Canada: Prince of Pot plea deal delayed. Vancouver - Marijuana crusader Marc Emery is blaming a clash of judicial cultures for delays in a plea bargain that would send him to
prison briefly in the United States before serving several years in Canada. The so-called Prince of Pot's extradition case was put over yesterday until April 9 at the request of his lawyer and a federal prosecutor representing the U.S. Justice Department. No reason was given but Mr. Emery said outside B.C. Supreme Court that there's a disagreement about the legality of the deal in Canada. Mr. Emery said that in the U.S. system a non-violent first-time offender like him would normally be released in about 20 months, but American authorities refuse to accept that. He said the U.S. wants a Canadian judge to be bound by the agreement for a minimum prison sentence, he said. The deal being negotiated would see him convicted on both sides of the border, Mr. Emery said. He would serve three to six months in a U.S. prison before being transferred to a Canadian institution for the balance of his sentence.
USA: The citizens of Michigan will decide in November whether the medical use of cannabis should be legal also in their state. Supporters of a measure that would allow the medical use of cannabis under certain conditions collected enough signatures to
put this question on the November ballot. The initiative would allow patients to grow and use small amounts of cannabis for relief from pain associated with cancer,
AIDS, multiple sclerosis and other diseases. A doctor's approval or recommendation would be required to use the drug. Identification cards would be issued so law enforcement personnel could tell who was a registered patient.
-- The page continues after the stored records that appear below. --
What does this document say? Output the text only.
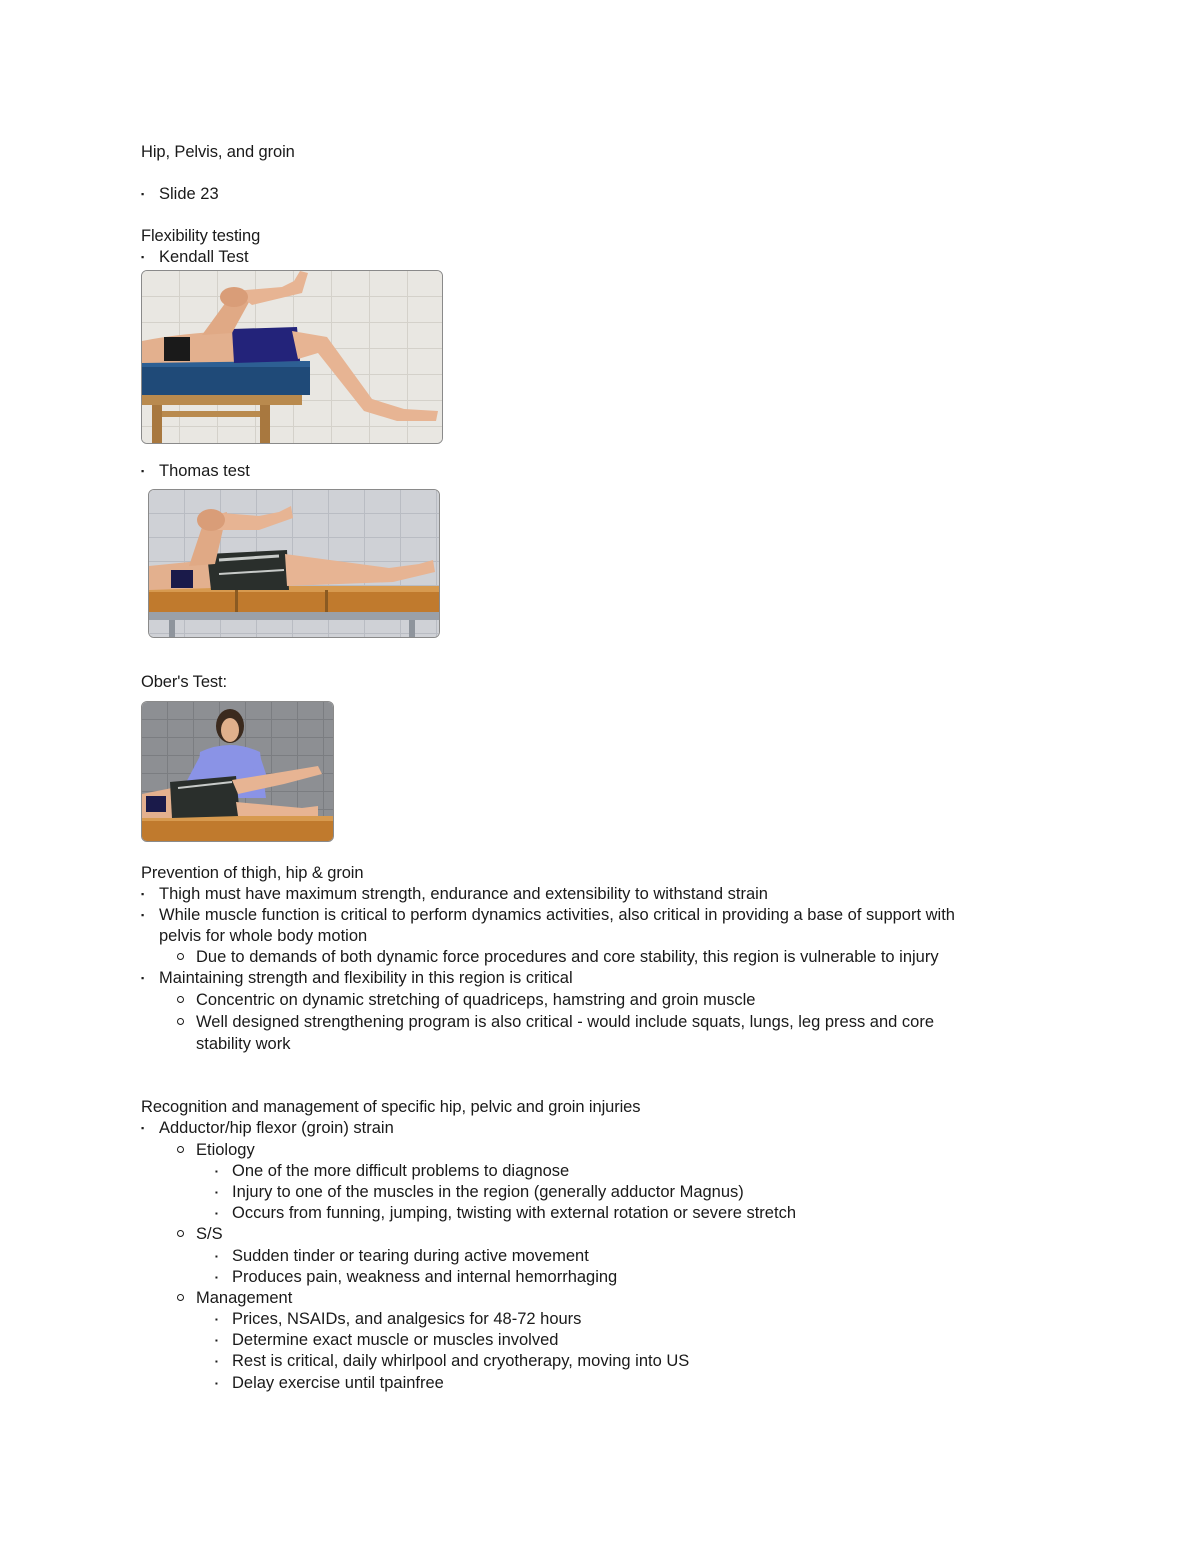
Hip, Pelvis, and groin
▪ Slide 23
Flexibility testing
▪ Kendall Test
▪ Thomas test
Ober's Test:
Prevention of thigh, hip & groin
▪ Thigh must have maximum strength, endurance and extensibility to withstand strain
▪ While muscle function is critical to perform dynamics activities, also critical in providing a base of support with
pelvis for whole body motion
Due to demands of both dynamic force procedures and core stability, this region is vulnerable to injury
▪ Maintaining strength and flexibility in this region is critical
Concentric on dynamic stretching of quadriceps, hamstring and groin muscle
Well designed strengthening program is also critical - would include squats, lungs, leg press and core
stability work
Recognition and management of specific hip, pelvic and groin injuries
▪ Adductor/hip flexor (groin) strain
Etiology
▪ One of the more difficult problems to diagnose
▪ Injury to one of the muscles in the region (generally adductor Magnus)
▪ Occurs from funning, jumping, twisting with external rotation or severe stretch
S/S
▪ Sudden tinder or tearing during active movement
▪ Produces pain, weakness and internal hemorrhaging
Management
▪ Prices, NSAIDs, and analgesics for 48-72 hours
▪ Determine exact muscle or muscles involved
▪ Rest is critical, daily whirlpool and cryotherapy, moving into US
▪ Delay exercise until tpainfree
USA: Sacramento county to consider medical marijuana ID cards. It's a fight that's been settled in 40 of California's 58 counties, but Sacramento County isn't one of them. And Tuesday, when the Board of Supervisors takes up the issue of medical marijuana ID cards, the reason for that will become clear. The supervisors are divided on a central question: Should Sacramento County follow the will of the people of California, which approved using marijuana for medicinal purposes in a statewide ballot? Or should the county yield to the federal government, which hasn't authorized its use? "It is well beyond the time when Sacramento County should comply with state law," Supervisor Roger Dickinson wrote in a letter to his colleagues. Responded Supervisor Roberta MacGlashan: "Possession and use of marijuana is still a federal crime. As long as it's a federal crime, I just can't do anything that facilitates its use." She also questioned the use of the phrase "medical marijuana." "I don't think there is a thing - medical marijuana. There is just marijuana," MacGlashan said. "It's still a federal crime to process, use or sell it."